Staff Picks: David Kestenbaum

A while ago, we took our son Augie to see the movie "Ferdinand." He’s six, and I thought it would be fine. It was animated! It was about a bull that prefers flowers to fighting! We’d read the book! Augie was fine until about half-way in when he did this thing he does when he’s watching something and gets scared but also can’t stop watching. He sat backward in the seat (on his knees) and then craned his neck around to see the screen. “This is a TERRIBLE MOVIE” he said, “WE HAVE TO GO!”

The scene that proved too much?  It’s the one where Ferdinand walks into a store that’s filled with cups and plates stacked high.  Ferdinand sucks in his belly and tries to squeeze between all these towers of delicate dishes. That’s when Augie lost it. The tension of a bull walking into a china shop was way too much for him.

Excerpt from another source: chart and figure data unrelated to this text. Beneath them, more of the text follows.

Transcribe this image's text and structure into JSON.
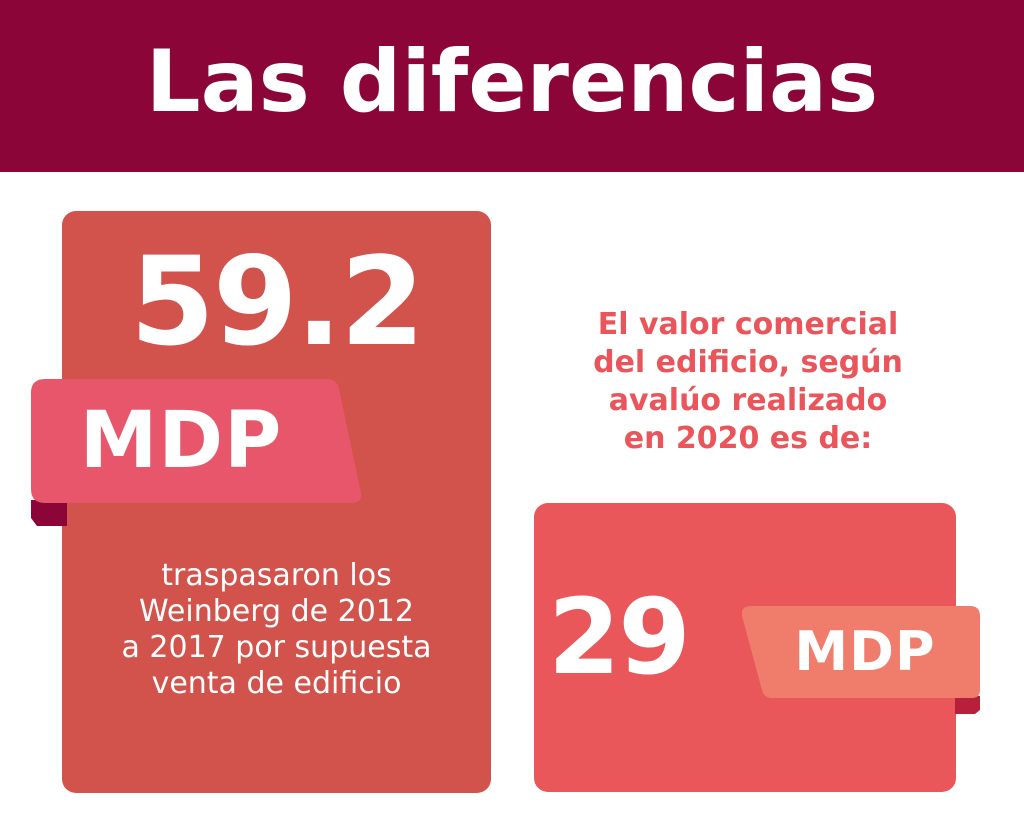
{
  "header": {
    "title": "Las diferencias"
  },
  "left_card": {
    "amount": "59.2",
    "unit": "MDP",
    "description_lines": [
      "traspasaron los",
      "Weinberg de 2012",
      "a 2017 por supuesta",
      "venta de edificio"
    ]
  },
  "right_section": {
    "intro_lines": [
      "El valor comercial",
      "del edificio, según",
      "avalúo realizado",
      "en 2020 es de:"
    ],
    "amount": "29",
    "unit": "MDP"
  },
  "colors": {
    "header_bg": "#8b0538",
    "left_card_bg": "#d2524c",
    "left_ribbon": "#e8566c",
    "left_ribbon_fold": "#8b0538",
    "right_text": "#e9555a",
    "right_card_bg": "#e9575a",
    "right_ribbon": "#f07c6c",
    "right_ribbon_fold": "#b81f3a"
  }
}
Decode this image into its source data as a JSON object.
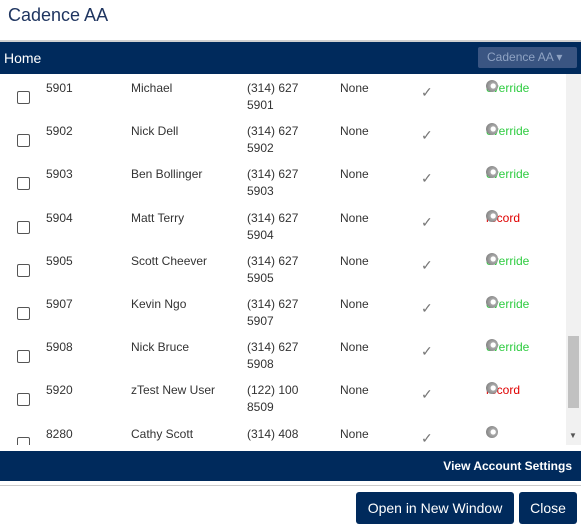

We had to leave.

I think about that sometimes when we are editing the show, because it reminds me just how powerful narrative tension can be. 

We do lots of kinds of stories here, but I have a soft spot for ones where the plot just propels the thing, where you keep wondering how the hell everything is going to play out.

So here’s a short list of some of my favorites. Some fun. Some sad. All filled with so much tension you might have to sit backward in your seat.

"It Seemed Like a Good Idea At The Time"  (Possibly my favorite cop story that does not involve a squirrel.)

"What Doesn’t Kill You" (There are dangerous things in the water. And also out of the water.)

"Unbreaking the Bank" (This has all the classic elements of a thriller. A small community bank. Accountants. Government bureaucrats… Still, it’s totally gripping. And I love that at the end you actually learn something quite deep about our financial system.)

"You Had Me At Hello" (This story is incredible the way it lays out. You think it’s over, and then there is another twist. And another. )

"129 Cars" (In the movies a quick way to create tension is with a ticking clock counting down to armageddon of one form or another. In this case the dealership must sell 129 cars by the end of the month.)

"Abdi and the Golden Ticket" (A more serious and heartbreaking ticking clock.)

"Dr. Gilmer and Mr. Hyde" (I remember where I was when I heard this - the exact exit on the BQE.

One of the weird things for me about working on and editing stories like this, is that you listen to them over and over, but after the first time you hear it, it can be really hard to feel how well they’re working. Because the surprises in them aren’t surprises anymore. You can’t unknow the twists. So you find yourself thinking about other questions in the stories. Not what is going to happen. But why is this happening? 

In the stories on this list, that turns out to be a much more interesting question.